Research shows that mums-to-be suffering chronic gum disease may be seven times more likely to have a baby that’s born too early. The likely culprit is a labour-inducing chenical found in mouth bacteria.
Symptoms can include bad breath and swollen, red or bleeding gums.
2. Avoid painkillers
Taking painkillers like aspirin and ibuprofen during pregnancy has been linked to a higher risk of miscarriage.
Paracetamol is the safest painkiller for mums-to-be.

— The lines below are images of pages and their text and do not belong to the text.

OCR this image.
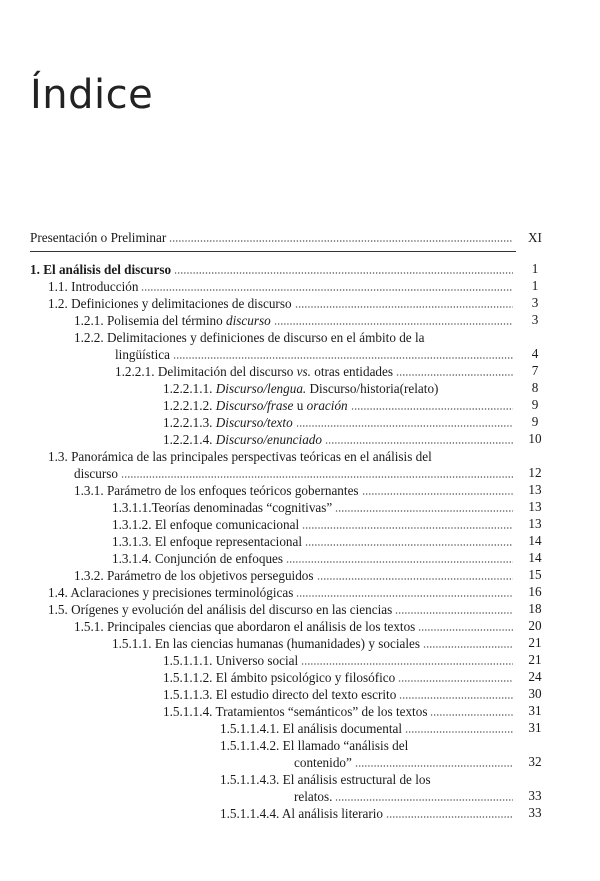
Índice
Presentación o Preliminar	XI
1. El análisis del discurso	1
1.1. Introducción	1
1.2. Definiciones y delimitaciones de discurso	3
1.2.1. Polisemia del término discurso	3
1.2.2. Delimitaciones y definiciones de discurso en el ámbito de la
lingüística	4
1.2.2.1. Delimitación del discurso vs. otras entidades	7
1.2.2.1.1. Discurso/lengua. Discurso/historia(relato)	8
1.2.2.1.2. Discurso/frase u oración	9
1.2.2.1.3. Discurso/texto	9
1.2.2.1.4. Discurso/enunciado	10
1.3. Panorámica de las principales perspectivas teóricas en el análisis del
discurso	12
1.3.1. Parámetro de los enfoques teóricos gobernantes	13
1.3.1.1.Teorías denominadas “cognitivas”	13
1.3.1.2. El enfoque comunicacional	13
1.3.1.3. El enfoque representacional	14
1.3.1.4. Conjunción de enfoques	14
1.3.2. Parámetro de los objetivos perseguidos	15
1.4. Aclaraciones y precisiones terminológicas	16
1.5. Orígenes y evolución del análisis del discurso en las ciencias	18
1.5.1. Principales ciencias que abordaron el análisis de los textos	20
1.5.1.1. En las ciencias humanas (humanidades) y sociales	21
1.5.1.1.1. Universo social	21
1.5.1.1.2. El ámbito psicológico y filosófico	24
1.5.1.1.3. El estudio directo del texto escrito	30
1.5.1.1.4. Tratamientos “semánticos” de los textos	31
1.5.1.1.4.1. El análisis documental	31
1.5.1.1.4.2. El llamado “análisis del
contenido”	32
1.5.1.1.4.3. El análisis estructural de los
relatos.	33
1.5.1.1.4.4. Al análisis literario	33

But don’t overdo it.
‘If you’re taking paracetamol longer than a few days, see your GP to talk about your problem and discuss alternatives,’ advises Amanda Mansfield, consultant midwife at the Royal Free Hospital in London.
3. Pop the right pills
Taking folic acid reduces the risk of having a baby with a neural tube defect such as spina bifida.
Research also shows that if you take folic acid before conception, it could reduce the risk of having a baby with Down’s syndrome and may also cut the chances of a cleft lip and palate.
Take 400mcg a day from the time you start trying for a baby until the end of the 12th week of pregnancy.
Vitamin D is also important in pregnancy, along with calcium, to help your baby’s bones and teeth develop.
‘You can take a pregnancy multivitamin too,’ says Amanda. ‘But the key is to work on getting a balanced diet.’
4. Cut the caffeine
Too much caffeine in pregnancy has been linked to premature birth, miscarriage, stillbirth and cot death.
But you don’t need to give up coffee completely, as research indicates that up to 300mg a day is safe.
300mg = three mugs/four cups of instant coffee OR three cups of brewed coffee OR six cups of tea OR eight cans of cola.
5. Eat fish
Eating fish when pregnant will make your child brighter with more advanced communication skills, research reveals.
It is thought that omega-3 fatty acid found in oily fish such as salmon, trout and sardines are particularly important.
Pregnant women should not, however, eat more than two portions of oily fish a week because of concerns about mercury levels.
Eating fish a couple of times a week may also help guard your child against eczema.